On the networking side, Firecracker uses a TAP virtual network interface and encapsulates the guest OS (and the TAP device) inside their own network namespace.
For storage, AWS opts for block devices rather than filesystem passthrough as a security measure. Filesystems codebases can be large, which raises the host kernel’s risk. Offering guests only block IO avoids exposing those filesystem components, reducing potential attack points.
Firecracker includes a built-in rate limiter to manage network and storage usage for every microVM on the same host. Administrators can set limits to allow bursts or to enforce specific bandwidth and operations constraints.
A dedicated jailer adds an extra layer of security against unwanted VMM behavior. It applies Linux primitives such as chroot, pid, and network namespaces, then restricts calls to the host with seccomp-bpf. This differs from Red Hat’s use of libvirt for sandboxing.
MicroVMs run on any bare metal server. Firecracker started with Intel CPU support and later introduced AMD and ARM. It currently supports 64-bit systems from all three vendors.
Firecracker follows two guiding principles: reuse existing Linux components wherever helpful, and opt for minimal replacements when resource usage or potential attack surfaces need reduction. This approach delivers a secure and compact solution for serverless workloads.
MicroVMs are recognized for their security, speed, and scalability:
Security: They maintain a small attack surface. All Firecracker processes run under cgroups and seccomp BPF, and only a narrow set of system calls is permitted.

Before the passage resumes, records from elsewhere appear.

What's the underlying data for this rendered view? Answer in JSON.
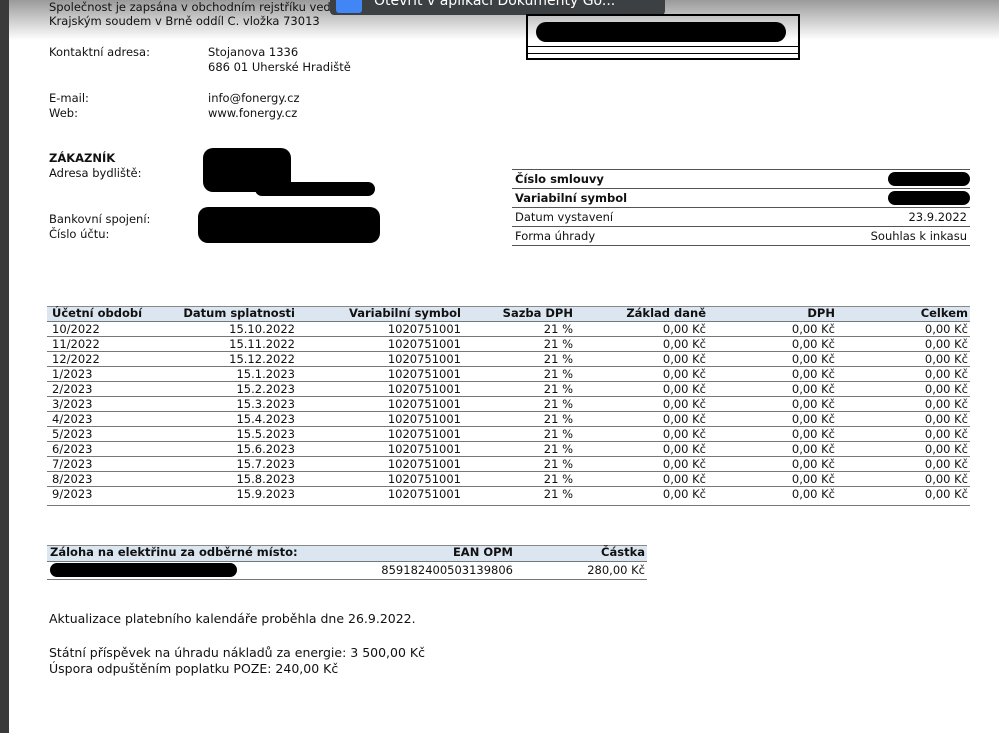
{
  "toolbar": {
    "open_button": "Otevřít v aplikaci Dokumenty Go..."
  },
  "company": {
    "registration": [
      "Společnost je zapsána v obchodním rejstříku vedeném",
      "Krajským soudem v Brně oddíl C. vložka 73013"
    ],
    "contact_label": "Kontaktní adresa:",
    "address": [
      "Stojanova 1336",
      "686 01 Uherské Hradiště"
    ],
    "email_label": "E-mail:",
    "email": "info@fonergy.cz",
    "web_label": "Web:",
    "web": "www.fonergy.cz"
  },
  "customer": {
    "title": "ZÁKAZNÍK",
    "address_label": "Adresa bydliště:",
    "bank_label": "Bankovní spojení:",
    "account_label": "Číslo účtu:"
  },
  "contract": {
    "rows": [
      {
        "label": "Číslo smlouvy"
      },
      {
        "label": "Variabilní symbol"
      },
      {
        "label": "Datum vystavení",
        "value": "23.9.2022"
      },
      {
        "label": "Forma úhrady",
        "value": "Souhlas k inkasu"
      }
    ]
  },
  "schedule": {
    "headers": [
      "Účetní období",
      "Datum splatnosti",
      "Variabilní symbol",
      "Sazba DPH",
      "Základ daně",
      "DPH",
      "Celkem"
    ],
    "rows": [
      [
        "10/2022",
        "15.10.2022",
        "1020751001",
        "21 %",
        "0,00 Kč",
        "0,00 Kč",
        "0,00 Kč"
      ],
      [
        "11/2022",
        "15.11.2022",
        "1020751001",
        "21 %",
        "0,00 Kč",
        "0,00 Kč",
        "0,00 Kč"
      ],
      [
        "12/2022",
        "15.12.2022",
        "1020751001",
        "21 %",
        "0,00 Kč",
        "0,00 Kč",
        "0,00 Kč"
      ],
      [
        "1/2023",
        "15.1.2023",
        "1020751001",
        "21 %",
        "0,00 Kč",
        "0,00 Kč",
        "0,00 Kč"
      ],
      [
        "2/2023",
        "15.2.2023",
        "1020751001",
        "21 %",
        "0,00 Kč",
        "0,00 Kč",
        "0,00 Kč"
      ],
      [
        "3/2023",
        "15.3.2023",
        "1020751001",
        "21 %",
        "0,00 Kč",
        "0,00 Kč",
        "0,00 Kč"
      ],
      [
        "4/2023",
        "15.4.2023",
        "1020751001",
        "21 %",
        "0,00 Kč",
        "0,00 Kč",
        "0,00 Kč"
      ],
      [
        "5/2023",
        "15.5.2023",
        "1020751001",
        "21 %",
        "0,00 Kč",
        "0,00 Kč",
        "0,00 Kč"
      ],
      [
        "6/2023",
        "15.6.2023",
        "1020751001",
        "21 %",
        "0,00 Kč",
        "0,00 Kč",
        "0,00 Kč"
      ],
      [
        "7/2023",
        "15.7.2023",
        "1020751001",
        "21 %",
        "0,00 Kč",
        "0,00 Kč",
        "0,00 Kč"
      ],
      [
        "8/2023",
        "15.8.2023",
        "1020751001",
        "21 %",
        "0,00 Kč",
        "0,00 Kč",
        "0,00 Kč"
      ],
      [
        "9/2023",
        "15.9.2023",
        "1020751001",
        "21 %",
        "0,00 Kč",
        "0,00 Kč",
        "0,00 Kč"
      ]
    ]
  },
  "deposit": {
    "headers": [
      "Záloha na elektřinu za odběrné místo:",
      "EAN OPM",
      "Částka"
    ],
    "ean": "859182400503139806",
    "amount": "280,00 Kč"
  },
  "notes": [
    "Aktualizace platebního kalendáře proběhla dne 26.9.2022.",
    "Státní příspěvek na úhradu nákladů za energie: 3 500,00 Kč",
    "Úspora odpuštěním poplatku POZE: 240,00 Kč"
  ]
}
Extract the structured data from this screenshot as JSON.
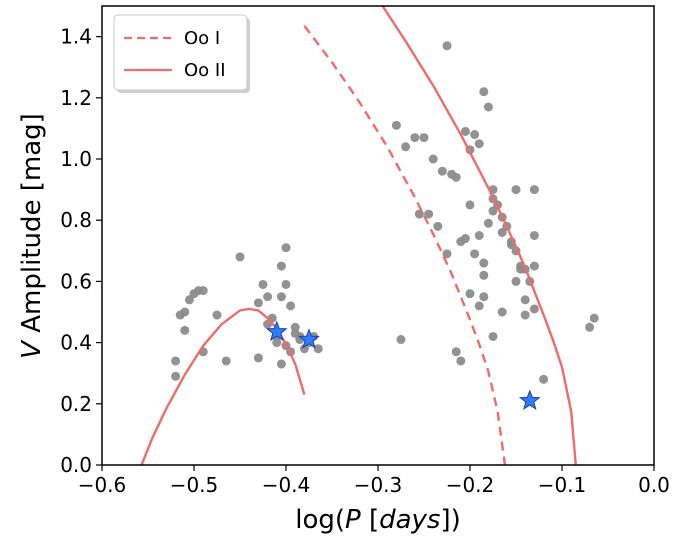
{
  "chart_data": {
    "type": "scatter",
    "title": "",
    "xlabel": {
      "prefix": "log(",
      "italic": "P",
      "middle": " [",
      "unit": "days",
      "suffix": "])"
    },
    "ylabel": {
      "italic": "V",
      "rest": " Amplitude [mag]"
    },
    "xlim": [
      -0.6,
      0.0
    ],
    "ylim": [
      0.0,
      1.5
    ],
    "x_ticks": [
      -0.6,
      -0.5,
      -0.4,
      -0.3,
      -0.2,
      -0.1,
      0.0
    ],
    "x_tick_labels": [
      "−0.6",
      "−0.5",
      "−0.4",
      "−0.3",
      "−0.2",
      "−0.1",
      "0.0"
    ],
    "y_ticks": [
      0.0,
      0.2,
      0.4,
      0.6,
      0.8,
      1.0,
      1.2,
      1.4
    ],
    "y_tick_labels": [
      "0.0",
      "0.2",
      "0.4",
      "0.6",
      "0.8",
      "1.0",
      "1.2",
      "1.4"
    ],
    "grid": false,
    "legend_position": "top-left",
    "legend": [
      {
        "label": "Oo I",
        "style": "dashed",
        "color": "#f06b6b"
      },
      {
        "label": "Oo II",
        "style": "solid",
        "color": "#f06b6b"
      }
    ],
    "colors": {
      "points": "#8c8c8c",
      "curves": "#f06b6b",
      "stars": "#2f7dff",
      "star_edge": "#1a3fa0"
    },
    "curves": [
      {
        "name": "Oo I",
        "style": "dashed",
        "points": [
          [
            -0.38,
            1.435
          ],
          [
            -0.35,
            1.316
          ],
          [
            -0.32,
            1.185
          ],
          [
            -0.29,
            1.04
          ],
          [
            -0.26,
            0.875
          ],
          [
            -0.24,
            0.755
          ],
          [
            -0.22,
            0.625
          ],
          [
            -0.2,
            0.475
          ],
          [
            -0.19,
            0.395
          ],
          [
            -0.18,
            0.305
          ],
          [
            -0.17,
            0.175
          ],
          [
            -0.162,
            0.0
          ]
        ]
      },
      {
        "name": "Oo II",
        "style": "solid",
        "points": [
          [
            -0.295,
            1.5
          ],
          [
            -0.27,
            1.385
          ],
          [
            -0.24,
            1.24
          ],
          [
            -0.21,
            1.08
          ],
          [
            -0.18,
            0.905
          ],
          [
            -0.16,
            0.78
          ],
          [
            -0.14,
            0.645
          ],
          [
            -0.12,
            0.49
          ],
          [
            -0.11,
            0.41
          ],
          [
            -0.1,
            0.32
          ],
          [
            -0.09,
            0.175
          ],
          [
            -0.085,
            0.0
          ]
        ]
      },
      {
        "name": "Oo II short period",
        "style": "solid",
        "points": [
          [
            -0.557,
            0.0
          ],
          [
            -0.545,
            0.09
          ],
          [
            -0.53,
            0.185
          ],
          [
            -0.51,
            0.295
          ],
          [
            -0.49,
            0.39
          ],
          [
            -0.47,
            0.46
          ],
          [
            -0.45,
            0.505
          ],
          [
            -0.44,
            0.51
          ],
          [
            -0.43,
            0.505
          ],
          [
            -0.42,
            0.48
          ],
          [
            -0.41,
            0.445
          ],
          [
            -0.4,
            0.395
          ],
          [
            -0.39,
            0.33
          ],
          [
            -0.38,
            0.23
          ]
        ]
      }
    ],
    "series": [
      {
        "kind": "points",
        "x": [
          -0.52,
          -0.515,
          -0.51,
          -0.505,
          -0.5,
          -0.495,
          -0.49,
          -0.51,
          -0.49,
          -0.465,
          -0.475,
          -0.45,
          -0.43,
          -0.43,
          -0.425,
          -0.42,
          -0.42,
          -0.415,
          -0.41,
          -0.405,
          -0.405,
          -0.4,
          -0.4,
          -0.395,
          -0.39,
          -0.39,
          -0.385,
          -0.38,
          -0.375,
          -0.37,
          -0.365,
          -0.52,
          -0.405,
          -0.41,
          -0.4,
          -0.395,
          -0.41,
          -0.385,
          -0.225,
          -0.28,
          -0.27,
          -0.26,
          -0.25,
          -0.24,
          -0.23,
          -0.22,
          -0.215,
          -0.205,
          -0.2,
          -0.195,
          -0.19,
          -0.185,
          -0.18,
          -0.175,
          -0.17,
          -0.165,
          -0.16,
          -0.155,
          -0.15,
          -0.145,
          -0.14,
          -0.135,
          -0.13,
          -0.255,
          -0.235,
          -0.225,
          -0.21,
          -0.205,
          -0.2,
          -0.19,
          -0.18,
          -0.175,
          -0.165,
          -0.155,
          -0.15,
          -0.145,
          -0.14,
          -0.13,
          -0.275,
          -0.215,
          -0.21,
          -0.185,
          -0.175,
          -0.13,
          -0.12,
          -0.07,
          -0.065,
          -0.185,
          -0.19,
          -0.175,
          -0.185,
          -0.195,
          -0.2,
          -0.245,
          -0.165,
          -0.15,
          -0.13,
          -0.14
        ],
        "y": [
          0.29,
          0.49,
          0.5,
          0.54,
          0.56,
          0.57,
          0.57,
          0.44,
          0.37,
          0.34,
          0.49,
          0.68,
          0.53,
          0.35,
          0.59,
          0.55,
          0.46,
          0.48,
          0.42,
          0.55,
          0.65,
          0.71,
          0.59,
          0.52,
          0.45,
          0.43,
          0.42,
          0.38,
          0.4,
          0.42,
          0.38,
          0.34,
          0.33,
          0.4,
          0.39,
          0.37,
          0.43,
          0.41,
          1.37,
          1.11,
          1.04,
          1.07,
          1.07,
          1.0,
          0.96,
          0.95,
          0.94,
          1.09,
          1.03,
          1.08,
          1.05,
          1.22,
          1.17,
          0.9,
          0.85,
          0.81,
          0.78,
          0.73,
          0.7,
          0.65,
          0.64,
          0.6,
          0.9,
          0.82,
          0.78,
          0.69,
          0.73,
          0.74,
          0.85,
          0.75,
          0.79,
          0.87,
          0.76,
          0.72,
          0.9,
          0.64,
          0.49,
          0.75,
          0.41,
          0.37,
          0.34,
          0.55,
          0.42,
          0.51,
          0.28,
          0.45,
          0.48,
          0.66,
          0.52,
          0.83,
          0.62,
          0.69,
          0.56,
          0.82,
          0.5,
          0.6,
          0.65,
          0.54
        ]
      },
      {
        "kind": "stars",
        "x": [
          -0.41,
          -0.375,
          -0.135
        ],
        "y": [
          0.435,
          0.41,
          0.21
        ]
      }
    ]
  }
}
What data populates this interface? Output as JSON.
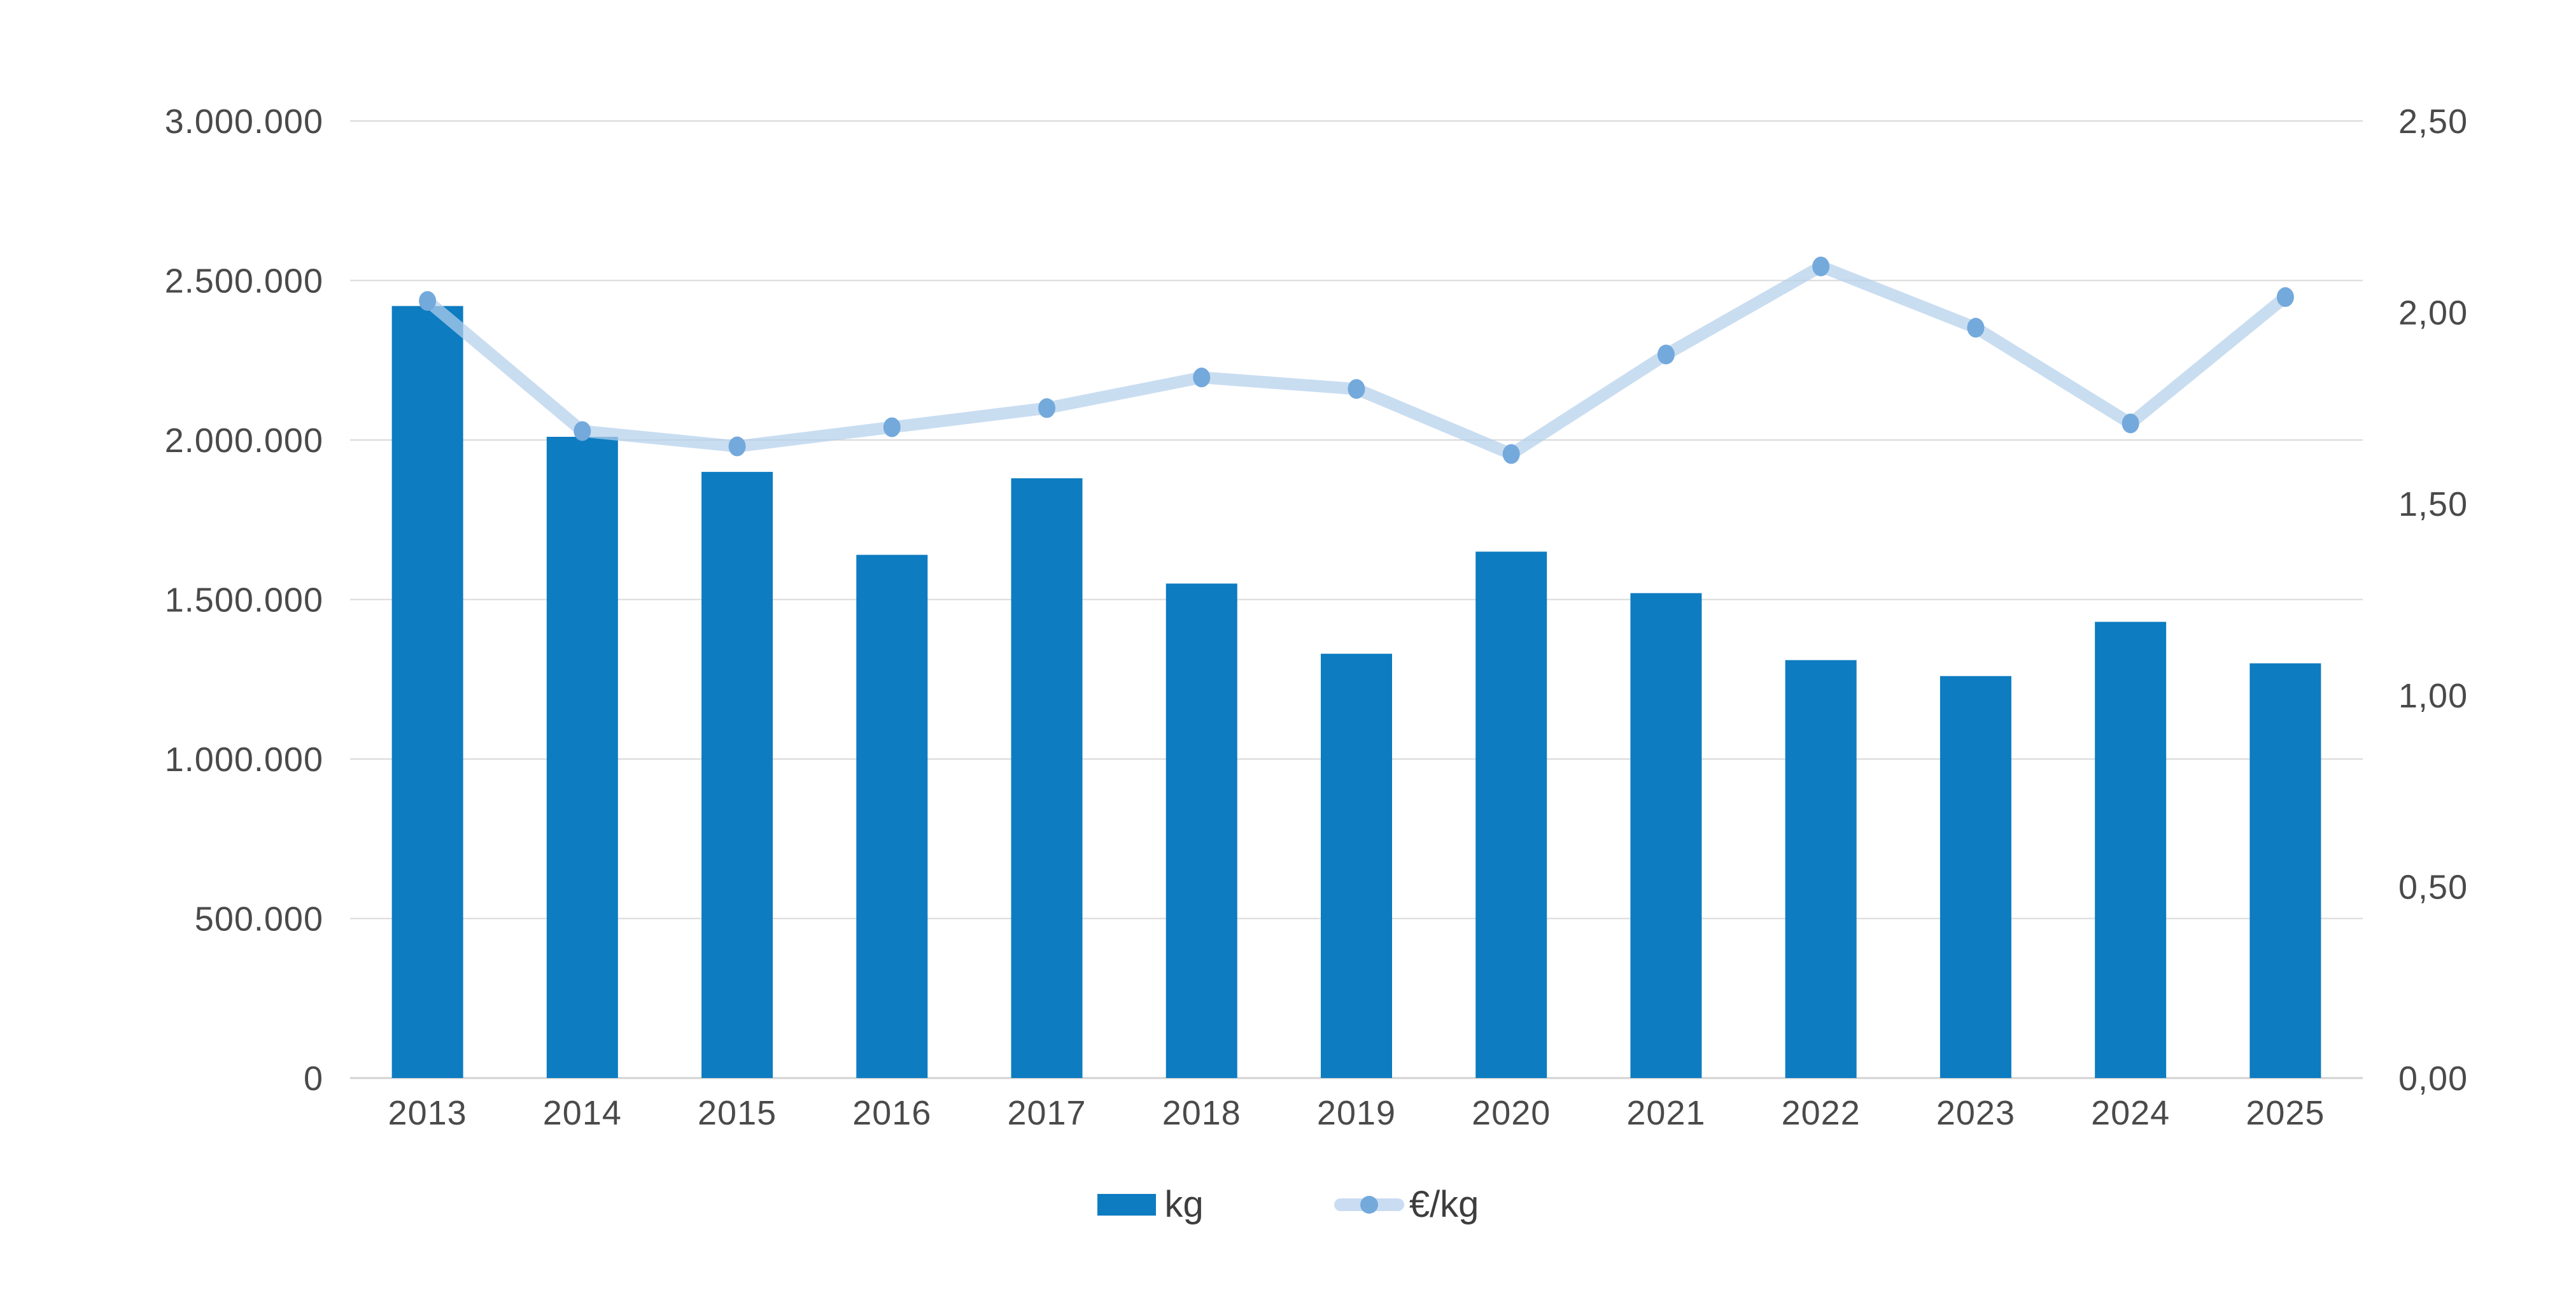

Speed: Benchmarks show launch times under 125 ms, supporting up to 150 microVMs per second.
Scale and Efficiency: Each microVM consumes fewer than 5 MiB of memory, allowing many instances on a single server. Firecracker’s built-in rate limiter allocates network and storage resources across all microVMs on the same host.
MicroVMs combine the density and speed typically associated with containers, plus the isolation and security often linked to traditional VMs. This lightweight virtualization supports serverless environments by letting providers run more workloads on bare metal with lower overhead.